The last line of text was broken.
… with the ability to transmute … on a scale hitherto deemed impossible … could lead to the salvation of … manifest in a single individual … that which was promised …
A single individual. This was what drove Kantelvar and his ilk, breeding sorcerers down through the centuries. Combining, back-breeding, narrowing all the bloodlines down to two.
Julio and I. The understanding of exactly what Kantelvar wanted of her stunned all other thought from her mind. My child. The Savior.

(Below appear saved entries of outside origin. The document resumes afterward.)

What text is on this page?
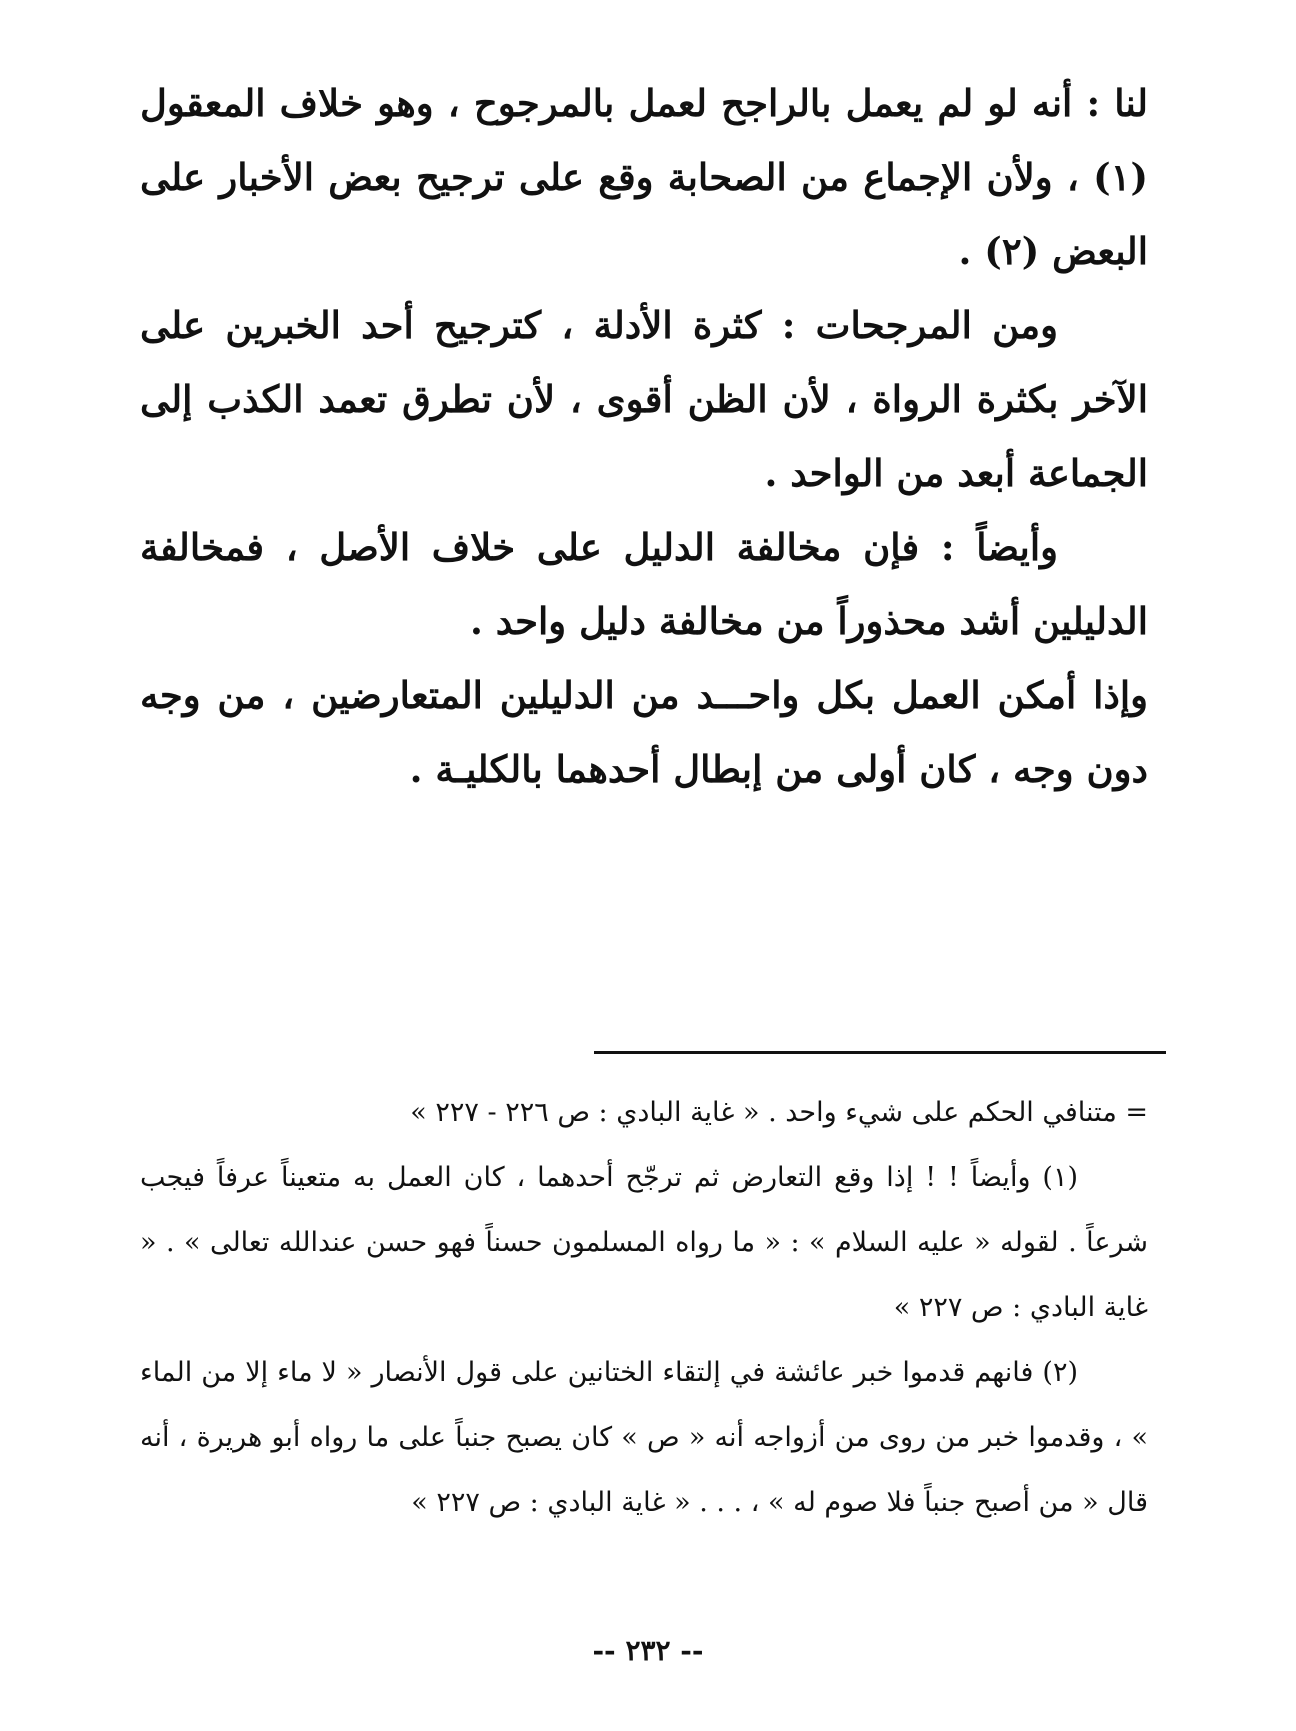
لنا : أنه لو لم يعمل بالراجح لعمل بالمرجوح ، وهو خلاف المعقول (١) ، ولأن الإجماع من الصحابة وقع على ترجيح بعض الأخبار على البعض (٢) .

ومن المرجحات : كثرة الأدلة ، كترجيح أحد الخبرين على الآخر بكثرة الرواة ، لأن الظن أقوى ، لأن تطرق تعمد الكذب إلى الجماعة أبعد من الواحد .

وأيضاً : فإن مخالفة الدليل على خلاف الأصل ، فمخالفة الدليلين أشد محذوراً من مخالفة دليل واحد .

وإذا أمكن العمل بكل واحـــد من الدليلين المتعارضين ، من وجه دون وجه ، كان أولى من إبطال أحدهما بالكليـة .

= متنافي الحكم على شيء واحد . « غاية البادي : ص ٢٢٦ - ٢٢٧ »

(١) وأيضاً ! ! إذا وقع التعارض ثم ترجّح أحدهما ، كان العمل به متعيناً عرفاً فيجب شرعاً . لقوله « عليه السلام » : « ما رواه المسلمون حسناً فهو حسن عندالله تعالى » . « غاية البادي : ص ٢٢٧ »

(٢) فانهم قدموا خبر عائشة في إلتقاء الختانين على قول الأنصار « لا ماء إلا من الماء » ، وقدموا خبر من روى من أزواجه أنه « ص » كان يصبح جنباً على ما رواه أبو هريرة ، أنه قال « من أصبح جنباً فلا صوم له » ، . . . « غاية البادي : ص ٢٢٧ »

-- ٢٣٢ --
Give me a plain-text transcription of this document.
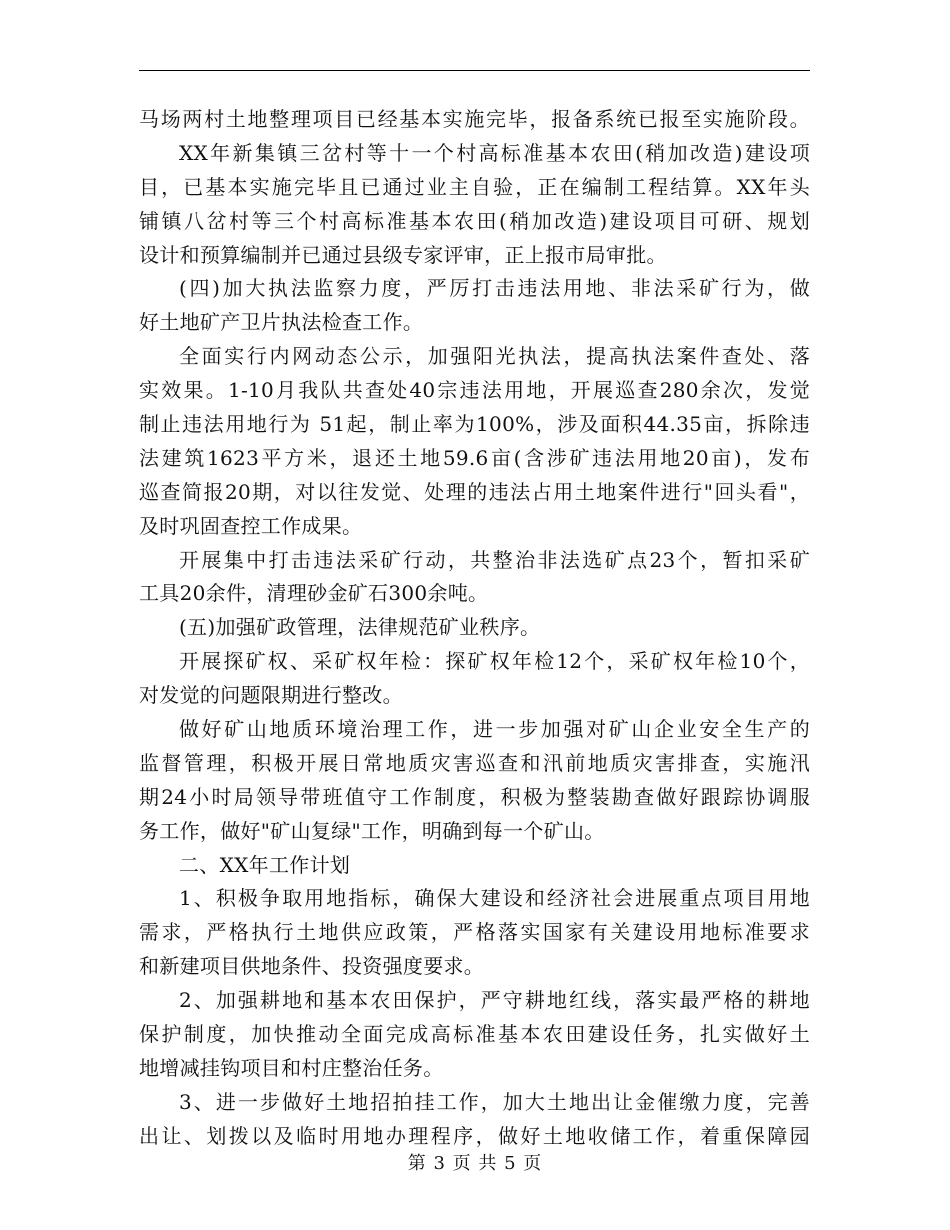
马场两村土地整理项目已经基本实施完毕，报备系统已报至实施阶段。
XX年新集镇三岔村等十一个村高标准基本农田(稍加改造)建设项
目，已基本实施完毕且已通过业主自验，正在编制工程结算。XX年头
铺镇八岔村等三个村高标准基本农田(稍加改造)建设项目可研、规划
设计和预算编制并已通过县级专家评审，正上报市局审批。
(四)加大执法监察力度，严厉打击违法用地、非法采矿行为，做
好土地矿产卫片执法检查工作。
全面实行内网动态公示，加强阳光执法，提高执法案件查处、落
实效果。1-10月我队共查处40宗违法用地，开展巡查280余次，发觉
制止违法用地行为 51起，制止率为100%，涉及面积44.35亩，拆除违
法建筑1623平方米，退还土地59.6亩(含涉矿违法用地20亩)，发布
巡查简报20期，对以往发觉、处理的违法占用土地案件进行"回头看"，
及时巩固查控工作成果。
开展集中打击违法采矿行动，共整治非法选矿点23个，暂扣采矿
工具20余件，清理砂金矿石300余吨。
(五)加强矿政管理，法律规范矿业秩序。
开展探矿权、采矿权年检：探矿权年检12个，采矿权年检10个，
对发觉的问题限期进行整改。
做好矿山地质环境治理工作，进一步加强对矿山企业安全生产的
监督管理，积极开展日常地质灾害巡查和汛前地质灾害排查，实施汛
期24小时局领导带班值守工作制度，积极为整装勘查做好跟踪协调服
务工作，做好"矿山复绿"工作，明确到每一个矿山。
二、XX年工作计划
1、积极争取用地指标，确保大建设和经济社会进展重点项目用地
需求，严格执行土地供应政策，严格落实国家有关建设用地标准要求
和新建项目供地条件、投资强度要求。
2、加强耕地和基本农田保护，严守耕地红线，落实最严格的耕地
保护制度，加快推动全面完成高标准基本农田建设任务，扎实做好土
地增减挂钩项目和村庄整治任务。
3、进一步做好土地招拍挂工作，加大土地出让金催缴力度，完善
出让、划拨以及临时用地办理程序，做好土地收储工作，着重保障园
第 3 页 共 5 页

The door to her room opened with a soft swishing noise and Valérie said, urgently, “Highness. It’s time to go.”
Quaking with reaction, Isabelle shut the book. Yes. She needed to concentrate on other things, to clear her mind. She had been expecting politics to rule her life, not prophecy. She needed to talk to Jean-Claude about this.
Later. Right now she had a social duty to perform, a betrothed to meet, and a war to avert.
On her way out the door she said to Valérie, “If Jean-Claude comes back, ask him to wait for me. I need to talk to him.”
“Are you well, Highness?” Valérie asked. “You look pale.”
“Just nervous,” Isabelle said. “Going in front of all those people. I feel like a prize heifer at a county fair.” And that was the least of her worries.